Beliau memiliki kesenangan khusus dalam menghadiri
berbagai majelis kebaikan yang penuh dengan barokah, terutama pada majelis haul
para Sadah Alawiyyin. Rasa cinta beliau terhadap para Haba'ib (para cucu-cucu
Rosul) membawa kedekatan beliau dan decak kagum yang tinggi, Kyai Achmad Djufri
sang pecinta sejati para Dzurriyah Nabi.Sungguh tak ber-lebihan kiranya jika
sebagian Sadah Alawiyyin di Makkah Al-Mukarromah seperti Al-Habib Hasan Fad'ak,
Al-Habib Muhammad bin Alawiy Al-Malikiy memberi julukan "Salman
ahlul-bait" setiap kali beliau berkunjung. Beliau disambut dengan ucapan;
"marhaban ya Salman ahlul-bait".
Bahkan di sela-sela kepadatan waktunya, setiap
hari beliau tidak pernah lepas untuk selalu membaca shalawat dan mengumandangkan sya'ir-sya'ir indah berisikan
pujian terhadap Nabi, yang terangkum dalam kitab Burdah karya Imam Al-Busiriy
r.a. sehingga Mbah Kyai Imam Sarang Rembang Jateng memberi julukan "Kyai
Burdah" ketika berjumpa dengan beliau di tanah suci Mekkah. Beliau menikah dengan Khodijah, putri bungsu Al-Maghfurlah KH.Aly Murtadlo
(pendiri Pondok Pesantren Besuk). Beliau dikaruniai tujuh anak, empat diantaranya
meninggal sebelum menikah.
Pengasuh Generasi IV Pondok Besuk Pasuruan
Sepeninggal KH.Masyhadi
(menantu KH. Subadar), KH. Achmad Djufri menjadi pengasuh pondok pesantren Besuk, Sebelum
pindah ke besuk untuk meneruskan sebagai pengasuh Pondok Peasantren Besuk, KH. Achmad Djufri adalah termasuk satu di
antara para pejuang kota Pasuruan yang dijadikan target operasi oleh tentara
penjajah Belanda, Rumah beliau bahkan dikepung dan dikuasai. Akhirnya beliau
didampingi oleh Kyai Zahid (kakak ipar) hijrah ke pondok Besuk.

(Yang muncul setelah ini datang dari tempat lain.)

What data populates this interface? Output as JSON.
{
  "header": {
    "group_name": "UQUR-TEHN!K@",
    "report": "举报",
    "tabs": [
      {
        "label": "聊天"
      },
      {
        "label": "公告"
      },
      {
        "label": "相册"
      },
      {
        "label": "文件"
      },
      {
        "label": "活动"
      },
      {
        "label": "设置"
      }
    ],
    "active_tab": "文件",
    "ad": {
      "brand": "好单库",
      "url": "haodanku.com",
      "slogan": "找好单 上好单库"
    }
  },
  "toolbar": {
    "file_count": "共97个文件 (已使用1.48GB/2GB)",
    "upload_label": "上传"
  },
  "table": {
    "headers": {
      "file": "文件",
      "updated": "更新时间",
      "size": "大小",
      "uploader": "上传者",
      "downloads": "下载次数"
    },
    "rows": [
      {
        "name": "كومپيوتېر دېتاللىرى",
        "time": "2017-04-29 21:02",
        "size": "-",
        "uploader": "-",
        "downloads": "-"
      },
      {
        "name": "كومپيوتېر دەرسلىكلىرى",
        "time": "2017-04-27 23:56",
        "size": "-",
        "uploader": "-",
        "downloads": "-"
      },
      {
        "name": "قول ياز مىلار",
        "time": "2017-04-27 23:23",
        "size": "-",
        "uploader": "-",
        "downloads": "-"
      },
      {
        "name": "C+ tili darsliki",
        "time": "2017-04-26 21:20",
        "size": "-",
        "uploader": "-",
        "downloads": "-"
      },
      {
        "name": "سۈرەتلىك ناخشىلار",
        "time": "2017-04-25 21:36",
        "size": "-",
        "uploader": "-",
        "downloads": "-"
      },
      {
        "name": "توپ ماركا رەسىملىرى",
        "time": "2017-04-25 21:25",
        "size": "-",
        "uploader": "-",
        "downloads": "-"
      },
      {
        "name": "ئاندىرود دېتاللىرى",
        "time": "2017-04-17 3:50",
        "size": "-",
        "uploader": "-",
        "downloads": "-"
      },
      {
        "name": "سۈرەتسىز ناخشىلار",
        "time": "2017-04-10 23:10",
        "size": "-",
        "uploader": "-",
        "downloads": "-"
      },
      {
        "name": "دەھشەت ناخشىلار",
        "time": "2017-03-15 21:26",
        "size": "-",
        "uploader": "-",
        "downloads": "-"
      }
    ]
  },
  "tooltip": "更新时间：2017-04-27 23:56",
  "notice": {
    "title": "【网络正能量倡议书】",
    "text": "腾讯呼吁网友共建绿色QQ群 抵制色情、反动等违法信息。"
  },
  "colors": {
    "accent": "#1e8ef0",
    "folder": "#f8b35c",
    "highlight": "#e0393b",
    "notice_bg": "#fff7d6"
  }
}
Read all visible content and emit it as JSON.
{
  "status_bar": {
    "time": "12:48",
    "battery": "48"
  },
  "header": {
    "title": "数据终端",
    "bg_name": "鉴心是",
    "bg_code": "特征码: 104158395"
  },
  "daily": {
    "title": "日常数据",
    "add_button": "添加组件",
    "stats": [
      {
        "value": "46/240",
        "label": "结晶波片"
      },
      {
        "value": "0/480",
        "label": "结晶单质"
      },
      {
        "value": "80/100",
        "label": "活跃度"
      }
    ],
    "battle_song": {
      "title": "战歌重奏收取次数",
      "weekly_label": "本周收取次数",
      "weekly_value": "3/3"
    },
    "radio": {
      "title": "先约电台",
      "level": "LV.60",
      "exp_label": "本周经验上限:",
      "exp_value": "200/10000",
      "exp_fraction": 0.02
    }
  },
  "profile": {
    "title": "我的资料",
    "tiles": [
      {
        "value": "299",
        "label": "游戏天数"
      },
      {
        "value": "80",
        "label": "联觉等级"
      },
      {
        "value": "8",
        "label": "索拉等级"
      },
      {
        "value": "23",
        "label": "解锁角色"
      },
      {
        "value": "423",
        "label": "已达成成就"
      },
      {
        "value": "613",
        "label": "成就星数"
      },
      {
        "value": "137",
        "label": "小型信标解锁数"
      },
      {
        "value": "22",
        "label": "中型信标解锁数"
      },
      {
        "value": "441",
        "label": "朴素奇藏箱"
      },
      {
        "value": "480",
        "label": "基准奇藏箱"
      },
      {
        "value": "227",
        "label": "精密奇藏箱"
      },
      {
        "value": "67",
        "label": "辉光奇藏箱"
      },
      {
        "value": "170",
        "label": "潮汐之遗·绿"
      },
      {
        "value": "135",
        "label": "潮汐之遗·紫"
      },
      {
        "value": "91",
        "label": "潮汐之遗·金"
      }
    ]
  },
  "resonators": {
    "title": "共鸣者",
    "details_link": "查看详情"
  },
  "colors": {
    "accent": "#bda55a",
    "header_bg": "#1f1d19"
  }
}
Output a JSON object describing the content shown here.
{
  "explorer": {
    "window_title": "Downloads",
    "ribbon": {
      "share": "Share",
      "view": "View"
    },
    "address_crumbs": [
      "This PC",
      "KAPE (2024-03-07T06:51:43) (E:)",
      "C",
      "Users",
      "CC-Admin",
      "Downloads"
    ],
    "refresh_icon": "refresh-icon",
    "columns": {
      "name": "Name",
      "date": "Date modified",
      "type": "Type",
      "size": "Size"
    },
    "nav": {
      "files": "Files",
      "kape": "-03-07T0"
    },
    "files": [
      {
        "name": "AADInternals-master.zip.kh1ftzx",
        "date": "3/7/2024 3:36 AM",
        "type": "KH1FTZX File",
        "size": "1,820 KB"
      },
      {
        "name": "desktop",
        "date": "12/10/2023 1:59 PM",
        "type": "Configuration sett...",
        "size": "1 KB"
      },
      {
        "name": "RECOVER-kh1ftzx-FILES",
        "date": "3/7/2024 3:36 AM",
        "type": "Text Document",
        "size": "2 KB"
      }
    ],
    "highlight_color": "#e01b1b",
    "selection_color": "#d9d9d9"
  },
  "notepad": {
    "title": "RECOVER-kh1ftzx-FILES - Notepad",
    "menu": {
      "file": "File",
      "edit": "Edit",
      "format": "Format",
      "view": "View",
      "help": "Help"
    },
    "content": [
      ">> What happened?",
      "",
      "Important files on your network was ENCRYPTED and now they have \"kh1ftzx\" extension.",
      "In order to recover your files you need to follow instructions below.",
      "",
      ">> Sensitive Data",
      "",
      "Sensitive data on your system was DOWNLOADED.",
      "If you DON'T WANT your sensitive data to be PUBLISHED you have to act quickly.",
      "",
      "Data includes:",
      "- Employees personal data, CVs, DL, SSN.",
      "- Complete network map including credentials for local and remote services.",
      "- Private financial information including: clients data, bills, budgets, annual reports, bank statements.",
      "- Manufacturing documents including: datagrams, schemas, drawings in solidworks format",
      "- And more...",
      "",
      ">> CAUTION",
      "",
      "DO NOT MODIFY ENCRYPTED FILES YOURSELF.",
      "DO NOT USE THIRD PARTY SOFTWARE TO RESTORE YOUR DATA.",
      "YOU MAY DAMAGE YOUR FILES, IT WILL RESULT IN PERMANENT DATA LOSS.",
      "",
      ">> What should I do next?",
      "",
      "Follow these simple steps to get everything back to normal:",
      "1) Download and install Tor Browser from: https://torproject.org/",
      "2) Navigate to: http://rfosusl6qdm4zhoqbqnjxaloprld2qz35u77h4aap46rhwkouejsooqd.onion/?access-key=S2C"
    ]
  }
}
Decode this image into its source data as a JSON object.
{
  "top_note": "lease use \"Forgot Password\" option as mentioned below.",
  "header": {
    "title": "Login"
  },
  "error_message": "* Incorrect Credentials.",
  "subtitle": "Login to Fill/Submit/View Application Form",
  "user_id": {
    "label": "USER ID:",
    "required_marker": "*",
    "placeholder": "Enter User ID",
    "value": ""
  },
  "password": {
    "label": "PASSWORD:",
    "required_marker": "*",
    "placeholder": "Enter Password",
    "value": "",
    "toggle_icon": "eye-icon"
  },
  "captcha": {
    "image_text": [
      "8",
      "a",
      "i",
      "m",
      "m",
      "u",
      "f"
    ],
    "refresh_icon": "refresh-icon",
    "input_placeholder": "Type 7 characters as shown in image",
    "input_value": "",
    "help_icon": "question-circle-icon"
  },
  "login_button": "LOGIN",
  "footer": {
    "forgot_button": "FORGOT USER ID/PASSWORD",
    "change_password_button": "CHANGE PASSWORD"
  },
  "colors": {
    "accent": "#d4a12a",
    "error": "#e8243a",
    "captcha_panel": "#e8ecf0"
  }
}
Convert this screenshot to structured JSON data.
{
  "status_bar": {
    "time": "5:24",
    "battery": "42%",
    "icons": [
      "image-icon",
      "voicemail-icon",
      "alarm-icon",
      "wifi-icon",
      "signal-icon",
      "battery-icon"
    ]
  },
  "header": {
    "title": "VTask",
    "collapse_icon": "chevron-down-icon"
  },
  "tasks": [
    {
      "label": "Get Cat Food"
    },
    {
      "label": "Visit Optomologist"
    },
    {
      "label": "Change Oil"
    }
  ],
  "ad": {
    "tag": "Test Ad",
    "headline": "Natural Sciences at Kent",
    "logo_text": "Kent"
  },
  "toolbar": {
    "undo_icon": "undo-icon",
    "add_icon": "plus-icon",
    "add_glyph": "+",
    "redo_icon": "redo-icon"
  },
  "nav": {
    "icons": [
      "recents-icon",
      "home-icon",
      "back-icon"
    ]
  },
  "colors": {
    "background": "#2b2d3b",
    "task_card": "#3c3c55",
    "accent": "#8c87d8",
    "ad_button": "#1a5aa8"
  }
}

Konon KH. Achmad Djufri diberangkatkan dengan
kendaraan cikar (pedati) yang dipenuhi
dengan muatan kayu, Beliau disembunyikan berada dalam tumpukan kayu itu. Di
tengah perjalanan menuju Besuk, tepatnya di Pleret depan markas belanda, cikar
itu dihentikan tentara Belanda dan
digeledah, karena dalam cikar dipenuhi tumpukan kayu, tentara Belanda enggan
memeriksa ke dalam, tapi mereka tidak mau ambil resiko; kyai Zahid yang
mengendalikan cikar itu disuruh turun, kemudian cikar itu diberondong dengan
peluru. Setelah mereka puas kyai Zahid dipersilahkan meneruskan perjalanannya
kembali.
Sesampainya di Pondok Besuk apa yang terjadi? Al-Hamdulillah kyai Achmad
Djufri selamat dan tidak tergores sedikitpun.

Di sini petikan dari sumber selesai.